In a race that lasted 98 months, from President Kennedy's speech to Neil Armstrong's landing, the Soviet Union fell 39 months behind. Similarly, in the race to the Internet many initiatives are launched by companies without the necessary resources. We need only recall the ventures hailed for their promise that fizzled out or were gobbled up. Netscape springs to mind.

I have lost count of the times I have been asked if the creation of this or that Net bank is a threat to Bank One.

Certainly all competition concerns us. But Barnes & Noble versus Amazon.com aside, in most quarters there remains a clear distinction between on-line start-ups and established companies that have a commitment to the Internet as a sales and service channel - the ability to invest in brand-building marketing and an understanding of which products and services will make a difference to customers.
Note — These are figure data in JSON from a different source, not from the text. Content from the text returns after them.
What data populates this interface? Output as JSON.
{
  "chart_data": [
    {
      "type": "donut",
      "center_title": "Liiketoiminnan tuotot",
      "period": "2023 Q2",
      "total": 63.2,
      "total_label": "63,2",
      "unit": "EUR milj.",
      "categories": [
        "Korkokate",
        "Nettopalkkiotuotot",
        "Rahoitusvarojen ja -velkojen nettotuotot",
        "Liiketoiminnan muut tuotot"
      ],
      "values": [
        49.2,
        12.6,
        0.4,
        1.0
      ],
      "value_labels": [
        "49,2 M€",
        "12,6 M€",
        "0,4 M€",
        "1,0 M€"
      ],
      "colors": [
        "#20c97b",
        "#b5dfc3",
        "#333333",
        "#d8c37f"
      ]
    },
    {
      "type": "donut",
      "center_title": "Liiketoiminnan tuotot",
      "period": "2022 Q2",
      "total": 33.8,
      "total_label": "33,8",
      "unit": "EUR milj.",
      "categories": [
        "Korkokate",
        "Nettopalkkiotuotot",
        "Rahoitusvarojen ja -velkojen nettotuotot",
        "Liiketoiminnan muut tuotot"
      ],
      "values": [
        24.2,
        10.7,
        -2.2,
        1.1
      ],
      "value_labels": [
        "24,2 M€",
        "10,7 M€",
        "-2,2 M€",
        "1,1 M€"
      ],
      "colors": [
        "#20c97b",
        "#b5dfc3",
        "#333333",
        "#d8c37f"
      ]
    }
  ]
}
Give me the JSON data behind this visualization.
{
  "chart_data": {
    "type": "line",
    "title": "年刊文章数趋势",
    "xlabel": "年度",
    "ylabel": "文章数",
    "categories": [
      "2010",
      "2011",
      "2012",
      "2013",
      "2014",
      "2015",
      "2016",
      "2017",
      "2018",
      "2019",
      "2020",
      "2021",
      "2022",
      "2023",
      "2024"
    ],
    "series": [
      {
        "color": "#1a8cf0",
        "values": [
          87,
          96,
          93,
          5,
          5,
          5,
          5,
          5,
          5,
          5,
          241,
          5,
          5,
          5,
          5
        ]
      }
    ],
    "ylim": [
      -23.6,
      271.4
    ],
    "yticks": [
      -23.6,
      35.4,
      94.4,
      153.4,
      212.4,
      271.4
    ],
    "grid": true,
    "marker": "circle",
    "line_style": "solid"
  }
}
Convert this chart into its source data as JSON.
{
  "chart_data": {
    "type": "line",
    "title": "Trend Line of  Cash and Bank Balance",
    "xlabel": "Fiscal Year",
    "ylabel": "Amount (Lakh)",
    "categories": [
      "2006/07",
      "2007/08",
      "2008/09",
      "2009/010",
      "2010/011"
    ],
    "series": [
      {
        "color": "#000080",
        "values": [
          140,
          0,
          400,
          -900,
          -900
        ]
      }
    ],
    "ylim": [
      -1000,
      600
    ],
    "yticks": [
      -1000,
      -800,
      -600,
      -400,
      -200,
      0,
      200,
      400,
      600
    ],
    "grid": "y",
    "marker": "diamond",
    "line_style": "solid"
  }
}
The total customer base of the most established e-banks is generally equivalent to the number of on-line customers the country's biggest banks add each month.

Therein lies the final clue to who are the real winners in our greatest technology races. The storytelling comes easy when we paint the race to the moon as a competition between two people (Kennedy versus Khrushchev) or two countries (United States versus the Soviet Union).

But the real winner of the space race has been mankind. And it's obvious to me who will be the ultimate winner in the race to the Internet - mankind again.

NASA says there have been more than 30,000 spinoff products and technologies since its inception in 1958. That's 30,000 ways the space race has improved our quality of life.

Similarly, the race to the Internet and its ability to improve our quality of life is a story that is only beginning. Order groceries and have them delivered to your door. Choose a new car and options, then pick it up at your convenience. Receive approval for a loan in less than a minute at any hour. And who knows what else is to come?

What is clear is that the public rules in this race, and the companies that serve them well will be the winners.

The companies that survive and prosper will not be those with the most overnight millionaires. The winners will be the ones that give people convenience and control in their lives. Bruce Luecke is the president of interactive delivery services at Bank One Retail Group.